Chez les Samaritains
En eretz Israël, les samaritains célèbrent Pessa’h
sur le mont Gazirim, proche de Sichem (Naplouse). L’abattage
de l’agneau pascal est encore de nos jours, le point culminant
de leur cérémonie. La veille du 4 Nissan, les animaux
sont abattus, rôtis pendant plusieurs heures et consommés,
accompagnées d’herbes amères.
Chez les Juifs originaires d’Ethiopie
Ils substituent, trois jours avant la fête, le levain par
des pois et des haricots secs jusqu’à la veille de
la fête. Puis ils jeûnent jusqu’à ce que
le grand-prêtre sacrifie l’agneau pascal sur un hôtel,
dans la cour de la synagogue. Le sang est ensuite aspergé à l’entrée
du bâtiment.
Dans le Caucase
On revêt pour les fêtes des vêtements amples
et flottants qui symbolisent la liberté. Ils mettent en
scène la soirée : Un des convives frappe à la
porte et annonce qu’il vient de Jérusalem. Les convives
lui demandent alors des nouvelles de la ville sainte. L' émissaire
raconte qu’il apporte un message de rédemption.

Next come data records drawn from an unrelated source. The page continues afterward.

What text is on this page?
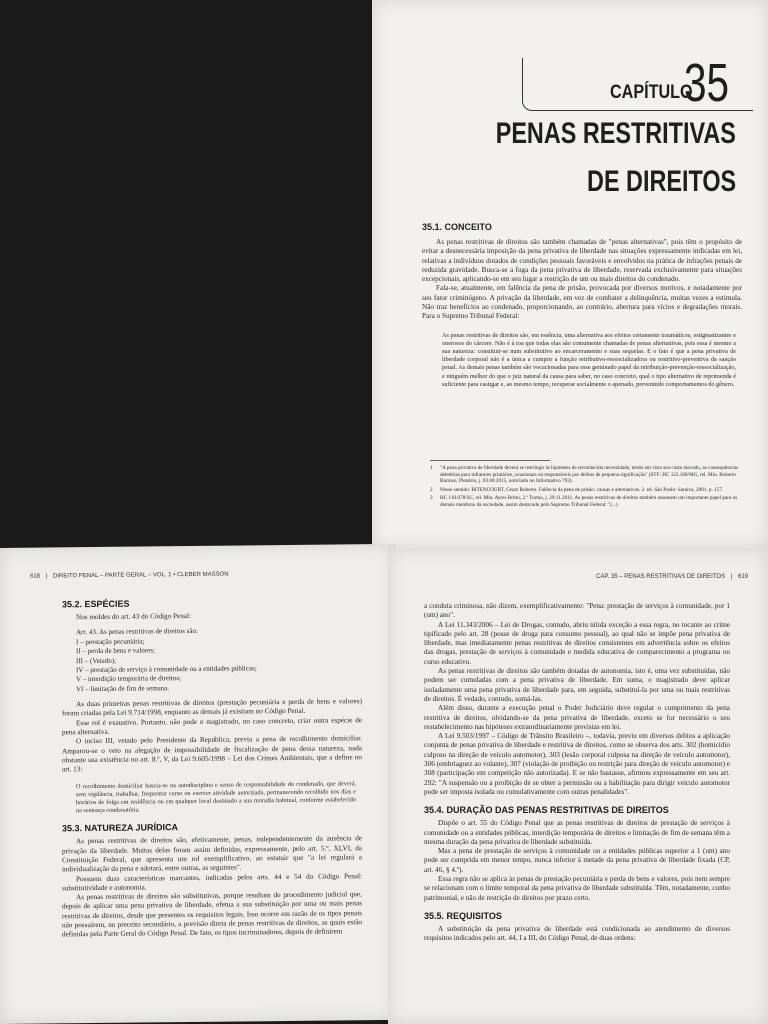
CAPÍTULO
35
PENAS RESTRITIVAS
DE DIREITOS
35.1. CONCEITO

As penas restritivas de direitos são também chamadas de "penas alternativas", pois têm o propósito de evitar a desnecessária imposição da pena privativa de liberdade nas situações expressamente indicadas em lei, relativas a indivíduos dotados de condições pessoais favoráveis e envolvidos na prática de infrações penais de reduzida gravidade. Busca-se a fuga da pena privativa de liberdade, reservada exclusivamente para situações excepcionais, aplicando-se em seu lugar a restrição de um ou mais direitos do condenado.

Fala-se, atualmente, em falência da pena de prisão, provocada por diversos motivos, e notadamente por seu fator criminógeno. A privação da liberdade, em vez de combater a delinquência, muitas vezes a estimula. Não traz benefícios ao condenado, proporcionando, ao contrário, abertura para vícios e degradações morais. Para o Supremo Tribunal Federal:

As penas restritivas de direitos são, em essência, uma alternativa aos efeitos certamente traumáticos, estigmatizantes e onerosos do cárcere. Não é à toa que todas elas são comumente chamadas de penas alternativas, pois essa é mesmo a sua natureza: constituir-se num substitutivo ao encarceramento e suas sequelas. E o fato é que a pena privativa de liberdade corporal não é a única a cumprir a função retributivo-ressocializadora ou restritivo-preventiva da sanção penal. As demais penas também são vocacionadas para esse geminado papel da retribuição-prevenção-ressocialização, e ninguém melhor do que o juiz natural da causa para saber, no caso concreto, qual o tipo alternativo de reprimenda é suficiente para castigar e, ao mesmo tempo, recuperar socialmente o apenado, prevenindo comportamentos do gênero.

1	"A pena privativa de liberdade deverá se restringir às hipóteses de reconhecida necessidade, tendo em vista seu custo elevado, as consequências deletérias para infratores primários, ocasionais ou responsáveis por delitos de pequena significação" (STF: HC 123.108/MG, rel. Min. Roberto Barroso, Plenário, j. 03.08.2015, noticiado no Informativo 793).
2	Nesse sentido: BITENCOURT, Cezar Roberto. Falência da pena de prisão: causas e alternativas. 2. ed. São Paulo: Saraiva, 2001. p. 157.
3	HC 110.078/SC, rel. Min. Ayres Britto, 2.ª Turma, j. 29.11.2011. As penas restritivas de direitos também assumem um importante papel para os demais membros da sociedade, assim destacado pelo Supremo Tribunal Federal: "(...)
618 | DIREITO PENAL – PARTE GERAL – VOL. 1 • CLEBER MASSON
35.2. ESPÉCIES

Nos moldes do art. 43 do Código Penal:

Art. 43. As penas restritivas de direitos são:
I – prestação pecuniária;
II – perda de bens e valores;
III – (Vetado);
IV – prestação de serviço à comunidade ou a entidades públicas;
V – interdição temporária de direitos;
VI – limitação de fim de semana.

As duas primeiras penas restritivas de direitos (prestação pecuniária e perda de bens e valores) foram criadas pela Lei 9.714/1998, enquanto as demais já existiam no Código Penal.

Esse rol é exaustivo. Portanto, não pode o magistrado, no caso concreto, criar outra espécie de pena alternativa.

O inciso III, vetado pelo Presidente da República, previa a pena de recolhimento domiciliar. Amparou-se o veto na alegação de impossibilidade de fiscalização de pena dessa natureza, nada obstante sua existência no art. 8.º, V, da Lei 9.605/1998 – Lei dos Crimes Ambientais, que a define no art. 13:

O recolhimento domiciliar baseia-se na autodisciplina e senso de responsabilidade do condenado, que deverá, sem vigilância, trabalhar, frequentar curso ou exercer atividade autorizada, permanecendo recolhido nos dias e horários de folga em residência ou em qualquer local destinado a sua moradia habitual, conforme estabelecido na sentença condenatória.

35.3. NATUREZA JURÍDICA

As penas restritivas de direitos são, efetivamente, penas, independentemente da ausência de privação da liberdade. Muitas delas foram assim definidas, expressamente, pelo art. 5.º, XLVI, da Constituição Federal, que apresenta um rol exemplificativo, ao estatuir que "a lei regulará a individualização da pena e adotará, entre outras, as seguintes".

Possuem duas características marcantes, indicadas pelos arts. 44 e 54 do Código Penal: substitutividade e autonomia.

As penas restritivas de direitos são substitutivas, porque resultam do procedimento judicial que, depois de aplicar uma pena privativa de liberdade, efetua a sua substituição por uma ou mais penas restritivas de direitos, desde que presentes os requisitos legais. Isso ocorre em razão de os tipos penais não possuírem, no preceito secundário, a previsão direta de penas restritivas de direitos, as quais estão definidas pela Parte Geral do Código Penal. De fato, os tipos incriminadores, depois de definirem

CAP. 35 – PENAS RESTRITIVAS DE DIREITOS | 619

a conduta criminosa, não dizem, exemplificativamente: "Pena: prestação de serviços à comunidade, por 1 (um) ano".

A Lei 11.343/2006 – Lei de Drogas, contudo, abriu nítida exceção a essa regra, no tocante ao crime tipificado pelo art. 28 (posse de droga para consumo pessoal), ao qual não se impõe pena privativa de liberdade, mas imediatamente penas restritivas de direitos consistentes em advertência sobre os efeitos das drogas, prestação de serviços à comunidade e medida educativa de comparecimento a programa ou curso educativo.

As penas restritivas de direitos são também dotadas de autonomia, isto é, uma vez substituídas, não podem ser cumuladas com a pena privativa de liberdade. Em suma, o magistrado deve aplicar isoladamente uma pena privativa de liberdade para, em seguida, substituí-la por uma ou mais restritivas de direitos. É vedado, contudo, somá-las.

Além disso, durante a execução penal o Poder Judiciário deve regular o cumprimento da pena restritiva de direitos, olvidando-se da pena privativa de liberdade, exceto se for necessário o seu restabelecimento nas hipóteses extraordinariamente previstas em lei.

A Lei 9.503/1997 – Código de Trânsito Brasileiro –, todavia, previu em diversos delitos a aplicação conjunta de penas privativa de liberdade e restritiva de direitos, como se observa dos arts. 302 (homicídio culposo na direção de veículo automotor), 303 (lesão corporal culposa na direção de veículo automotor), 306 (embriaguez ao volante), 307 (violação de proibição ou restrição para direção de veículo automotor) e 308 (participação em competição não autorizada). E se não bastasse, afirmou expressamente em seu art. 292: "A suspensão ou a proibição de se obter a permissão ou a habilitação para dirigir veículo automotor pode ser imposta isolada ou cumulativamente com outras penalidades".

35.4. DURAÇÃO DAS PENAS RESTRITIVAS DE DIREITOS

Dispõe o art. 55 do Código Penal que as penas restritivas de direitos de prestação de serviços à comunidade ou a entidades públicas, interdição temporária de direitos e limitação de fim de semana têm a mesma duração da pena privativa de liberdade substituída.

Mas a pena de prestação de serviços à comunidade ou a entidades públicas superior a 1 (um) ano pode ser cumprida em menor tempo, nunca inferior à metade da pena privativa de liberdade fixada (CP, art. 46, § 4.º).

Essa regra não se aplica às penas de prestação pecuniária e perda de bens e valores, pois nem sempre se relacionam com o limite temporal da pena privativa de liberdade substituída. Têm, notadamente, cunho patrimonial, e não de restrição de direitos por prazo certo.

35.5. REQUISITOS

A substituição da pena privativa de liberdade está condicionada ao atendimento de diversos requisitos indicados pelo art. 44, I a III, do Código Penal, de duas ordens:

Dans certaines communautés séfarades et orientales
Dans certaines communautés, le repas est mangé à la
hâte, debout, les reins ceinturés, le bâton à la
main. Quelques-uns enveloppent l’afikomane dans une serviette
et la passe au-dessus de l’épaule, répétant
en cela les gestes de nos ancêtres. Ils quittent la table
en déclarant haute voix : « C’est ainsi que
nos ancêtres quittèrent la terre égyptienne ».
Les marranes
Les Juifs clandestins d’Espagne et du Portugal observaient
la fête le 16 Nissan, au lieu du 15, afin d’éviter
la suspicion portant sur le jour précédent. À cette
date, bravant la torture et la mort s’ils étaient
dénoncés, ils cuisaient secrètement du pain
non levé et organisaient un séder clandestin, mangeant
un mouton entier rôti, tout en portant des chaussures de
voyage et en tenant un bâton à la main. Les marranes
du Mexique enduisaient les montants des portes avec du sang d’agneau
et battaient les eaux d’un fleuve avec des branches de saule
pour symboliser le passage de la mer rouge.